Avec qui t'entends-tu le mieux en sélection ?

Evidemment j'aimerais jouer avec Leo qui est le meilleur au monde. Regardez Suarez...il n'a rien d'autre à faire que courir, Leo met le ballon où il veut. Et après, un joueur qui me plaît beaucoup et que je vois comme un crack c'est Di María. Il me plaît pour sa vitesse, comment il porte la balle, on dirait qu'il l'a comme aimantée. C'est un grand joueur. Et de Rosario !  Bon, il est de Central...mais gamin, il a été élevé là, tout près de Sarratea, d'où je suis, à deux ou trois maisons. Ce serait un plaisir de jouer avec tous ces joueurs.

Tu dis que les affaires extra-football appartiennent au passé, mais tu as une vie intense sur les réseaux sociaux, tu aimes t'exposer, te montrer. Ne dépasses-tu pas les bornes ?

J'utilise les réseaux sociaux, Instagram et Twitter, comme des outils de travail. Je les vois comme partie de mon travail, parce que nous savons que l'utilisation de l'image influe sur la publicité et d'autres campagnes. Je crois aussi à autre chose : les gens me connaissent pour ce que je fais sur le terrain, rien de plus, alors je sens qu'en mettant quelques photos avec ma fille, avec les petits et avec Wanda, je montre qu'en dehors du terrain, je suis une personne normale, comme n'importe quel être humain. Personne ne connaît le Mauro Icardi du côté privé.

Si tu ne vas pas en Russie, te consoleras-tu en pensant que tu auras une chance en 2022 au Qatar quand tu auras 30 ans ?

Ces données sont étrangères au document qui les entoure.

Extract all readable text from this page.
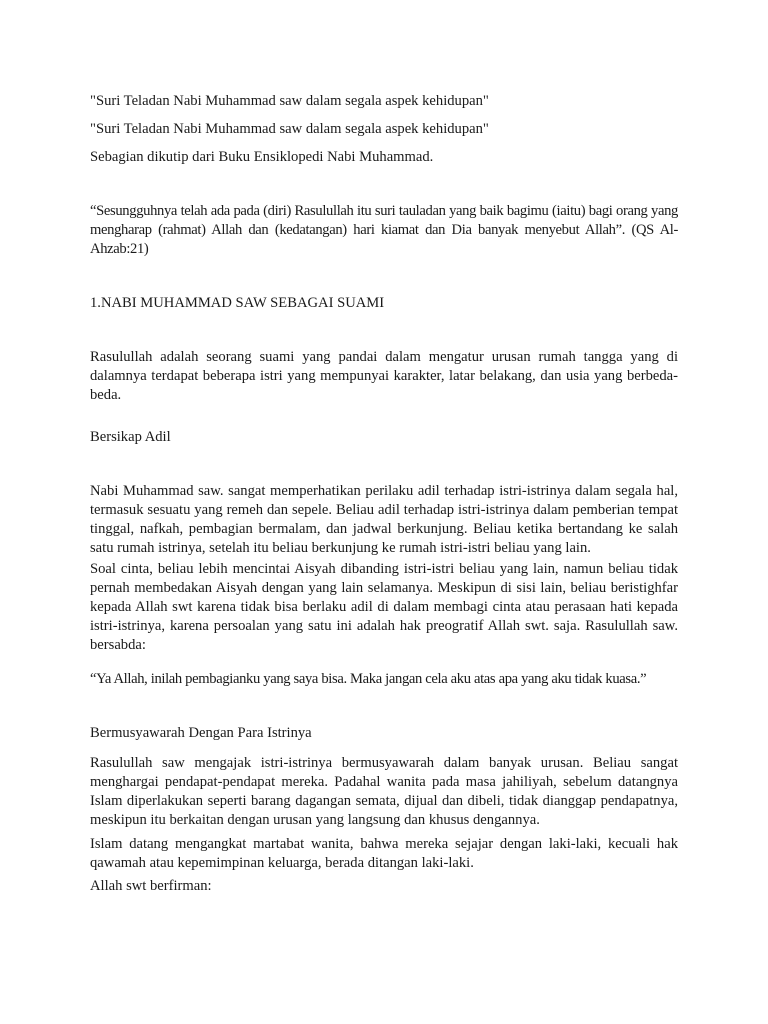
"Suri Teladan Nabi Muhammad saw dalam segala aspek kehidupan"

"Suri Teladan Nabi Muhammad saw dalam segala aspek kehidupan"

Sebagian dikutip dari Buku Ensiklopedi Nabi Muhammad.

“Sesungguhnya telah ada pada (diri) Rasulullah itu suri tauladan yang baik bagimu (iaitu) bagi orang yang mengharap (rahmat) Allah dan (kedatangan) hari kiamat dan Dia banyak menyebut Allah”. (QS Al-Ahzab:21)

1.NABI MUHAMMAD SAW SEBAGAI SUAMI

Rasulullah adalah seorang suami yang pandai dalam mengatur urusan rumah tangga yang di dalamnya terdapat beberapa istri yang mempunyai karakter, latar belakang, dan usia yang berbeda-beda.

Bersikap Adil

Nabi Muhammad saw. sangat memperhatikan perilaku adil terhadap istri-istrinya dalam segala hal, termasuk sesuatu yang remeh dan sepele. Beliau adil terhadap istri-istrinya dalam pemberian tempat tinggal, nafkah, pembagian bermalam, dan jadwal berkunjung. Beliau ketika bertandang ke salah satu rumah istrinya, setelah itu beliau berkunjung ke rumah istri-istri beliau yang lain.

Soal cinta, beliau lebih mencintai Aisyah dibanding istri-istri beliau yang lain, namun beliau tidak pernah membedakan Aisyah dengan yang lain selamanya. Meskipun di sisi lain, beliau beristighfar kepada Allah swt karena tidak bisa berlaku adil di dalam membagi cinta atau perasaan hati kepada istri-istrinya, karena persoalan yang satu ini adalah hak preogratif Allah swt. saja. Rasulullah saw. bersabda:

“Ya Allah, inilah pembagianku yang saya bisa. Maka jangan cela aku atas apa yang aku tidak kuasa.”

Bermusyawarah Dengan Para Istrinya

Rasulullah saw mengajak istri-istrinya bermusyawarah dalam banyak urusan. Beliau sangat menghargai pendapat-pendapat mereka. Padahal wanita pada masa jahiliyah, sebelum datangnya Islam diperlakukan seperti barang dagangan semata, dijual dan dibeli, tidak dianggap pendapatnya, meskipun itu berkaitan dengan urusan yang langsung dan khusus dengannya.

Islam datang mengangkat martabat wanita, bahwa mereka sejajar dengan laki-laki, kecuali hak qawamah atau kepemimpinan keluarga, berada ditangan laki-laki.

Allah swt berfirman:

Mon travail est de donner le maximum à l'Inter, la sélection est une récompense pour le travail effectué au quotidien. Quand arrivera 2018, si le sélectionneur veut m'appeler, évidemment que je vais être content par ce que je veux jouer et gagner quelque chose avec la sélection. Représenter ton pays te remplit de fierté et d'émotion.

Un pays qui n'a pas gagné de titre depuis longtemps

Oui, et c'est une peine. J'étais content quand l'Argentine est arrivée en finale du Mondial et en finale de la Copa América... après, on ne peut pas expliquer ces choses qui se passent dans le football, mais en le voyant depuis l'extérieur je me disais : « Comment j'aimerais être là pour au moins essayer de donner un coup de main, de contribuer d'une manière... »

Tu guettes les convocations ?

Non, je ne les regarde pas et ne les attends pas. Le jour où ils m’appelleront, ils viendront m’en avertir. Et si cela n'arrive jamais, j'ai déjà débuté, j'ai joué quelques minutes, et au moins un jour, j'ai pu revêtir le maillot de ma sélection.